I mean, where else do you get that except for Buffalo?

The Bills come up a lot in your book. You pray for them to win the Super Bowl at a temple in Kyoto, and you end your book with a moving letter to your father. What would it mean for the Bills to finally win a Super Bowl?

You reference a story where you go through these gates in Japan and you have this opportunity to offer up a prayer to the deity of the mountain and it’s your one shot. I pray for the Bills to win the Super Bowl. That’s all I want and I choke up now talking about it.

What would it mean? All those years, all that trauma just off the shoulders of an entire community. And all those ghosts are celebrating. Oh, it’d be incredible. When I was doing the audiobook, it was the only time that we had to do multiple takes, because I was choking up, talking about the Bills winning the Super Bowl.

It’s one of those things you think about and you don’t want to jinx it, but I often think about what if that were to happen? What would that mean?

After he died, you started covering Congress. We first met working for different TV news networks, and I noticed from our time on the Hill that members of Congress would mention your dad. It seemed like you were unable to escape it. How much was that part of leaving?

I think it’s something that in the beginning it didn’t affect me that much, but after year six, seven, eight, it wore me down a bit. There were a lot of members of Congress that would call me Tim, every single time.

I think the shadow was always looming to some degree, but it’s important to state that for some time I was comfortable in that shadow because I felt it was my duty to live up to it.

But as I aged and I got closer to turning 30, I began to have real concerns about who was I, independent of that legacy, independent of my last name.

Did I know who I was? And to be honest with you, I really didn’t. That’s when I decided to leave media. It was then-Speaker of the House John Boehner who helped push me to leave and embark on this journey.

In your book, you write about seeing signs from your father throughout your travel journey. What was one of those moments?

After I had started writing the book, I realized that I was missing something. There was a voice in my head that said, “You must go to the Holy Land.” (Russert is Catholic). You can’t have seen the world and have not gone to the Holy Land. So, I went, seeking some form of clarity.

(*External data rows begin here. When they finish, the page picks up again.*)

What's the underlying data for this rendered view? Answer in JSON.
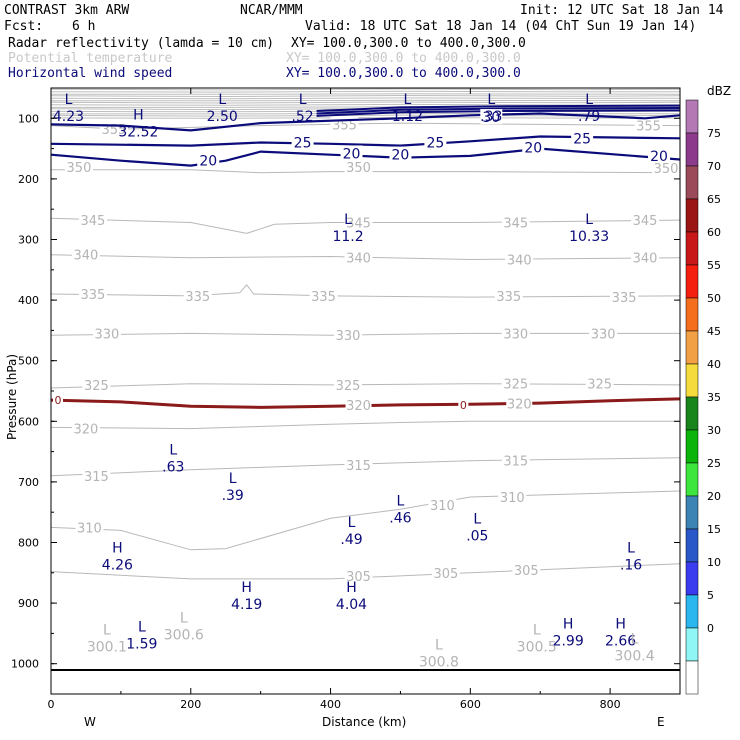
{
  "header": {
    "model": "CONTRAST  3km ARW",
    "center": "NCAR/MMM",
    "init": "Init: 12 UTC Sat 18 Jan 14",
    "fcst_label": "Fcst:",
    "fcst_value": "6 h",
    "valid": "Valid: 18 UTC Sat 18 Jan 14 (04 ChT Sun 19 Jan 14)"
  },
  "fields": [
    {
      "name": "Radar reflectivity (lamda = 10 cm)",
      "xy": "XY= 100.0,300.0 to 400.0,300.0",
      "color": "#000000"
    },
    {
      "name": "Potential temperature",
      "xy": "XY= 100.0,300.0 to 400.0,300.0",
      "color": "#c8c8c8"
    },
    {
      "name": "Horizontal wind speed",
      "xy": "XY= 100.0,300.0 to 400.0,300.0",
      "color": "#0b0b7a"
    }
  ],
  "chart_data": {
    "type": "cross-section contour",
    "xlabel": "Distance (km)",
    "ylabel": "Pressure (hPa)",
    "xlim": [
      0,
      900
    ],
    "ylim": [
      1050,
      50
    ],
    "x_ticks": [
      0,
      200,
      400,
      600,
      800
    ],
    "y_ticks": [
      100,
      200,
      300,
      400,
      500,
      600,
      700,
      800,
      900,
      1000
    ],
    "x_end_labels": {
      "left": "W",
      "right": "E"
    },
    "theta_contours": [
      {
        "value": 345,
        "points": [
          [
            0,
            265
          ],
          [
            200,
            272
          ],
          [
            280,
            290
          ],
          [
            320,
            275
          ],
          [
            400,
            272
          ],
          [
            600,
            272
          ],
          [
            900,
            268
          ]
        ]
      },
      {
        "value": 340,
        "points": [
          [
            0,
            325
          ],
          [
            200,
            330
          ],
          [
            400,
            328
          ],
          [
            600,
            333
          ],
          [
            900,
            330
          ]
        ]
      },
      {
        "value": 335,
        "points": [
          [
            0,
            390
          ],
          [
            200,
            393
          ],
          [
            270,
            388
          ],
          [
            280,
            375
          ],
          [
            290,
            390
          ],
          [
            400,
            393
          ],
          [
            600,
            395
          ],
          [
            900,
            393
          ]
        ]
      },
      {
        "value": 330,
        "points": [
          [
            0,
            458
          ],
          [
            200,
            455
          ],
          [
            400,
            458
          ],
          [
            600,
            455
          ],
          [
            900,
            455
          ]
        ]
      },
      {
        "value": 325,
        "points": [
          [
            0,
            545
          ],
          [
            200,
            538
          ],
          [
            400,
            540
          ],
          [
            600,
            538
          ],
          [
            900,
            540
          ]
        ]
      },
      {
        "value": 320,
        "points": [
          [
            0,
            610
          ],
          [
            200,
            612
          ],
          [
            400,
            605
          ],
          [
            500,
            602
          ],
          [
            600,
            600
          ],
          [
            900,
            600
          ]
        ]
      },
      {
        "value": 315,
        "points": [
          [
            0,
            690
          ],
          [
            200,
            680
          ],
          [
            400,
            672
          ],
          [
            600,
            665
          ],
          [
            900,
            660
          ]
        ]
      },
      {
        "value": 310,
        "points": [
          [
            0,
            775
          ],
          [
            100,
            780
          ],
          [
            200,
            812
          ],
          [
            250,
            810
          ],
          [
            400,
            760
          ],
          [
            500,
            745
          ],
          [
            600,
            725
          ],
          [
            900,
            715
          ]
        ]
      },
      {
        "value": 305,
        "points": [
          [
            0,
            848
          ],
          [
            200,
            860
          ],
          [
            400,
            860
          ],
          [
            600,
            850
          ],
          [
            900,
            835
          ]
        ]
      },
      {
        "value": 350,
        "points": [
          [
            0,
            185
          ],
          [
            200,
            185
          ],
          [
            300,
            190
          ],
          [
            400,
            188
          ],
          [
            600,
            188
          ],
          [
            900,
            190
          ]
        ]
      },
      {
        "value": 355,
        "points": [
          [
            0,
            112
          ],
          [
            100,
            118
          ],
          [
            300,
            112
          ],
          [
            500,
            108
          ],
          [
            700,
            110
          ],
          [
            900,
            112
          ]
        ]
      }
    ],
    "theta_contour_labels": [
      {
        "text": "345",
        "x": 60,
        "p": 268
      },
      {
        "text": "345",
        "x": 440,
        "p": 272
      },
      {
        "text": "345",
        "x": 665,
        "p": 272
      },
      {
        "text": "345",
        "x": 850,
        "p": 268
      },
      {
        "text": "340",
        "x": 50,
        "p": 325
      },
      {
        "text": "340",
        "x": 440,
        "p": 330
      },
      {
        "text": "340",
        "x": 670,
        "p": 333
      },
      {
        "text": "340",
        "x": 850,
        "p": 330
      },
      {
        "text": "335",
        "x": 60,
        "p": 390
      },
      {
        "text": "335",
        "x": 210,
        "p": 393
      },
      {
        "text": "335",
        "x": 390,
        "p": 393
      },
      {
        "text": "335",
        "x": 655,
        "p": 393
      },
      {
        "text": "335",
        "x": 820,
        "p": 395
      },
      {
        "text": "330",
        "x": 80,
        "p": 455
      },
      {
        "text": "330",
        "x": 425,
        "p": 458
      },
      {
        "text": "330",
        "x": 665,
        "p": 455
      },
      {
        "text": "330",
        "x": 790,
        "p": 455
      },
      {
        "text": "325",
        "x": 65,
        "p": 540
      },
      {
        "text": "325",
        "x": 425,
        "p": 540
      },
      {
        "text": "325",
        "x": 665,
        "p": 538
      },
      {
        "text": "325",
        "x": 785,
        "p": 538
      },
      {
        "text": "320",
        "x": 50,
        "p": 612
      },
      {
        "text": "315",
        "x": 65,
        "p": 690
      },
      {
        "text": "315",
        "x": 440,
        "p": 672
      },
      {
        "text": "315",
        "x": 665,
        "p": 665
      },
      {
        "text": "310",
        "x": 55,
        "p": 775
      },
      {
        "text": "310",
        "x": 560,
        "p": 738
      },
      {
        "text": "310",
        "x": 660,
        "p": 725
      },
      {
        "text": "305",
        "x": 440,
        "p": 855
      },
      {
        "text": "305",
        "x": 565,
        "p": 850
      },
      {
        "text": "305",
        "x": 680,
        "p": 845
      },
      {
        "text": "350",
        "x": 40,
        "p": 180
      },
      {
        "text": "350",
        "x": 440,
        "p": 180
      },
      {
        "text": "350",
        "x": 880,
        "p": 182
      },
      {
        "text": "355",
        "x": 90,
        "p": 118
      },
      {
        "text": "355",
        "x": 420,
        "p": 110
      },
      {
        "text": "355",
        "x": 855,
        "p": 112
      }
    ],
    "wind_contours": [
      {
        "value": 20,
        "points": [
          [
            0,
            160
          ],
          [
            100,
            170
          ],
          [
            200,
            178
          ],
          [
            250,
            170
          ],
          [
            300,
            155
          ],
          [
            400,
            160
          ],
          [
            500,
            165
          ],
          [
            600,
            162
          ],
          [
            700,
            150
          ],
          [
            900,
            168
          ]
        ]
      },
      {
        "value": 25,
        "points": [
          [
            0,
            142
          ],
          [
            200,
            145
          ],
          [
            300,
            140
          ],
          [
            400,
            142
          ],
          [
            500,
            145
          ],
          [
            600,
            138
          ],
          [
            700,
            130
          ],
          [
            900,
            133
          ]
        ]
      },
      {
        "value": 30,
        "points": [
          [
            0,
            110
          ],
          [
            100,
            112
          ],
          [
            200,
            120
          ],
          [
            300,
            108
          ],
          [
            500,
            100
          ],
          [
            600,
            95
          ],
          [
            700,
            92
          ],
          [
            850,
            100
          ],
          [
            900,
            95
          ]
        ]
      }
    ],
    "wind_contour_labels": [
      {
        "text": "20",
        "x": 225,
        "p": 170
      },
      {
        "text": "20",
        "x": 430,
        "p": 158
      },
      {
        "text": "20",
        "x": 500,
        "p": 160
      },
      {
        "text": "20",
        "x": 690,
        "p": 148
      },
      {
        "text": "20",
        "x": 870,
        "p": 162
      },
      {
        "text": "25",
        "x": 360,
        "p": 140
      },
      {
        "text": "25",
        "x": 550,
        "p": 140
      },
      {
        "text": "25",
        "x": 760,
        "p": 133
      },
      {
        "text": "30",
        "x": 630,
        "p": 98
      }
    ],
    "low_high_markers": [
      {
        "kind": "L",
        "value": "4.23",
        "x": 25,
        "p": 90,
        "color": "navy"
      },
      {
        "kind": "L",
        "value": "2.50",
        "x": 245,
        "p": 90,
        "color": "navy"
      },
      {
        "kind": "L",
        "value": ".52",
        "x": 360,
        "p": 90,
        "color": "navy"
      },
      {
        "kind": "L",
        "value": "1.12",
        "x": 510,
        "p": 90,
        "color": "navy"
      },
      {
        "kind": "L",
        "value": ".33",
        "x": 630,
        "p": 90,
        "color": "navy"
      },
      {
        "kind": "L",
        "value": ".79",
        "x": 770,
        "p": 90,
        "color": "navy"
      },
      {
        "kind": "H",
        "value": "32.52",
        "x": 125,
        "p": 115,
        "color": "navy"
      },
      {
        "kind": "L",
        "value": "11.2",
        "x": 425,
        "p": 288,
        "color": "navy"
      },
      {
        "kind": "L",
        "value": "10.33",
        "x": 770,
        "p": 288,
        "color": "navy"
      },
      {
        "kind": "L",
        "value": ".63",
        "x": 175,
        "p": 668,
        "color": "navy"
      },
      {
        "kind": "L",
        "value": ".39",
        "x": 260,
        "p": 715,
        "color": "navy"
      },
      {
        "kind": "L",
        "value": ".46",
        "x": 500,
        "p": 752,
        "color": "navy"
      },
      {
        "kind": "L",
        "value": ".49",
        "x": 430,
        "p": 788,
        "color": "navy"
      },
      {
        "kind": "L",
        "value": ".05",
        "x": 610,
        "p": 782,
        "color": "navy"
      },
      {
        "kind": "H",
        "value": "4.26",
        "x": 95,
        "p": 830,
        "color": "navy"
      },
      {
        "kind": "L",
        "value": ".16",
        "x": 830,
        "p": 830,
        "color": "navy"
      },
      {
        "kind": "H",
        "value": "4.19",
        "x": 280,
        "p": 895,
        "color": "navy"
      },
      {
        "kind": "H",
        "value": "4.04",
        "x": 430,
        "p": 895,
        "color": "navy"
      },
      {
        "kind": "L",
        "value": "1.59",
        "x": 130,
        "p": 960,
        "color": "navy"
      },
      {
        "kind": "H",
        "value": "2.99",
        "x": 740,
        "p": 955,
        "color": "navy"
      },
      {
        "kind": "H",
        "value": "2.66",
        "x": 815,
        "p": 955,
        "color": "navy"
      },
      {
        "kind": "L",
        "value": "300.1",
        "x": 80,
        "p": 965,
        "color": "grey"
      },
      {
        "kind": "L",
        "value": "300.6",
        "x": 190,
        "p": 945,
        "color": "grey"
      },
      {
        "kind": "L",
        "value": "300.8",
        "x": 555,
        "p": 990,
        "color": "grey"
      },
      {
        "kind": "L",
        "value": "300.5",
        "x": 695,
        "p": 965,
        "color": "grey"
      },
      {
        "kind": "L",
        "value": "300.4",
        "x": 835,
        "p": 980,
        "color": "grey"
      }
    ],
    "zero_line": {
      "label": "0",
      "points": [
        [
          0,
          565
        ],
        [
          100,
          568
        ],
        [
          200,
          575
        ],
        [
          300,
          577
        ],
        [
          400,
          575
        ],
        [
          500,
          573
        ],
        [
          600,
          572
        ],
        [
          700,
          570
        ],
        [
          800,
          566
        ],
        [
          900,
          563
        ]
      ]
    },
    "zero_line_label_positions": [
      {
        "x": 10,
        "p": 565
      },
      {
        "x": 590,
        "p": 573
      }
    ],
    "zero_line_theta_labels": [
      {
        "text": "320",
        "x": 440,
        "p": 575
      },
      {
        "text": "320",
        "x": 670,
        "p": 572
      }
    ],
    "colorbar": {
      "label": "dBZ",
      "tick_labels": [
        "0",
        "5",
        "10",
        "15",
        "20",
        "25",
        "30",
        "35",
        "40",
        "45",
        "50",
        "55",
        "60",
        "65",
        "70",
        "75"
      ],
      "colors": [
        "#ffffff",
        "#8ff5f5",
        "#2ab7f0",
        "#3b3bf0",
        "#2b58c8",
        "#3c84b4",
        "#3ce63c",
        "#0ab40a",
        "#17851c",
        "#f5dc3c",
        "#f2a046",
        "#f56e1e",
        "#f51f10",
        "#c81818",
        "#9b1515",
        "#9b4a5a",
        "#8c3a8c",
        "#b478b4"
      ]
    }
  }
}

I am at the Church of the Holy Sepulcher in Jerusalem, which is Christ’s Tomb, looking to have a cathartic moment. I have a deeply profound spiritual experience while there, but I’m still feeling a little bit lost. I walk out of that church and I’m trying to figure out what to do and to look for a sign.

It’s nighttime and all the stores are basically closed, but there’s a guy on the street selling a Buffalo Bills yarmulke. I buy it and go to the Western Wall. I won’t give away the end of the book, but it is essentially a monumental moment for me.

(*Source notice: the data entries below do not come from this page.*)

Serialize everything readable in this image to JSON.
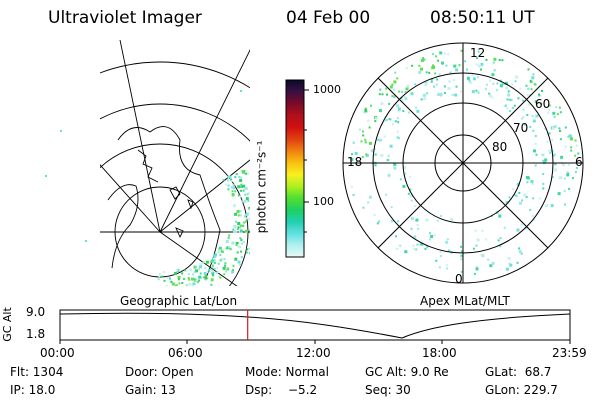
{
  "header": {
    "instrument": "Ultraviolet Imager",
    "date": "04 Feb 00",
    "time": "08:50:11 UT"
  },
  "colorbar": {
    "unit_label": "photon cm⁻²s⁻¹",
    "tick_labels": [
      "1000",
      "100"
    ],
    "stops": [
      "#0a0a2a",
      "#3a1040",
      "#7a0a2a",
      "#b0101a",
      "#d01010",
      "#e04010",
      "#f08010",
      "#f8c010",
      "#f8f020",
      "#b0f020",
      "#50e030",
      "#20d060",
      "#20d0b0",
      "#60e0e0",
      "#b0f0f0",
      "#e8f8f8"
    ]
  },
  "left_panel": {
    "caption": "Geographic Lat/Lon"
  },
  "right_panel": {
    "caption": "Apex MLat/MLT",
    "mlt_labels": {
      "top": "12",
      "left": "18",
      "right": "6",
      "bottom": "0"
    },
    "lat_labels": [
      "60",
      "70",
      "80"
    ]
  },
  "orbit": {
    "y_axis_label": "GC Alt",
    "y_ticks": [
      "9.0",
      "1.8"
    ],
    "x_ticks": [
      "00:00",
      "06:00",
      "12:00",
      "18:00",
      "23:59"
    ],
    "current_time_fraction": 0.368
  },
  "info": {
    "flt": "Flt: 1304",
    "ip": "IP: 18.0",
    "door": "Door: Open",
    "gain": "Gain: 13",
    "mode": "Mode: Normal",
    "dsp_label": "Dsp:",
    "dsp_value": "−5.2",
    "gc_alt": "GC Alt: 9.0 Re",
    "seq": "Seq: 30",
    "glat": "GLat:  68.7",
    "glon": "GLon: 229.7"
  }
}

This Father’s Day will be 15 years since your dad passed. You write how the 10-year anniversary was particularly difficult and emotional. How has it changed these past few years?

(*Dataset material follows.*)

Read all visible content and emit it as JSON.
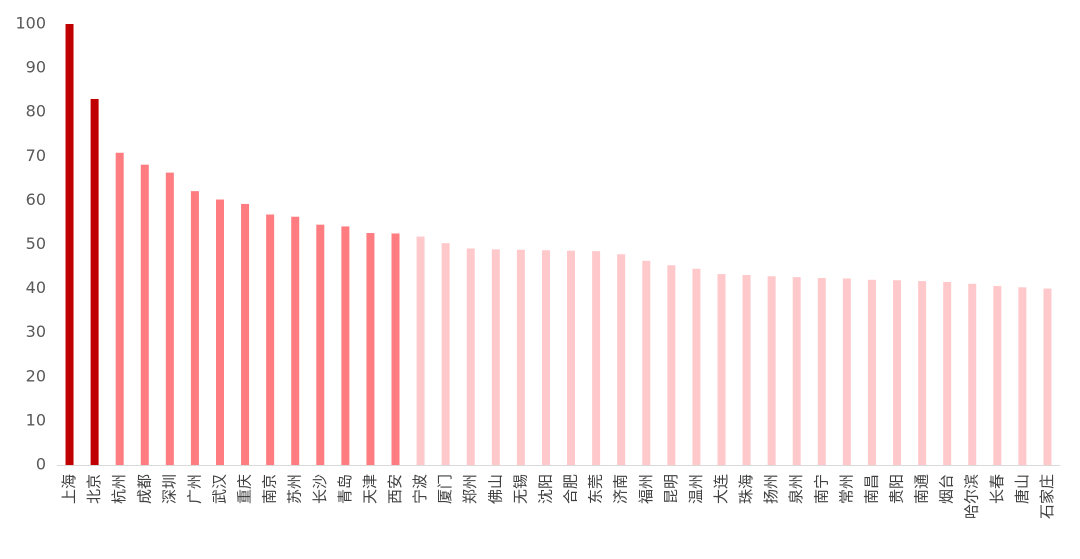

I think one of the things you see in the journey is that I gravitate toward places of comfort — and sports is often a place of comfort. I write in the book about seeing the remnants of the atomic bomb in Hiroshima, Japan, and then ending up at a Hiroshima [Toyo] Carp baseball game, because that brings me joy.

I write about going to the World Cup in Russia and seeing a Russian father and son connecting and imagining a moment between my father and me.

On those days that are difficult, you put yourself in positions of joy or places of joy, whether it’s going to that baseball game or remembering all those happy, wonderful times.

That’s what I’ll do on Father’s Day. It’s one of those things where I used to sit in the emotions of, “Oh gosh, he’s gone.” Now I’m much more at a place where I’m so appreciative for the 22 years that I had. And most importantly, the last thing in the world that he would ever want me to do is to be so sad and upset all the time.

I think that’s something that we come to realize after years and years of sitting in grief, is that he would want you to be happy. He would want you to have that sausage, have that beer, cheer on the Nationals, and toast him. And that’s a good day.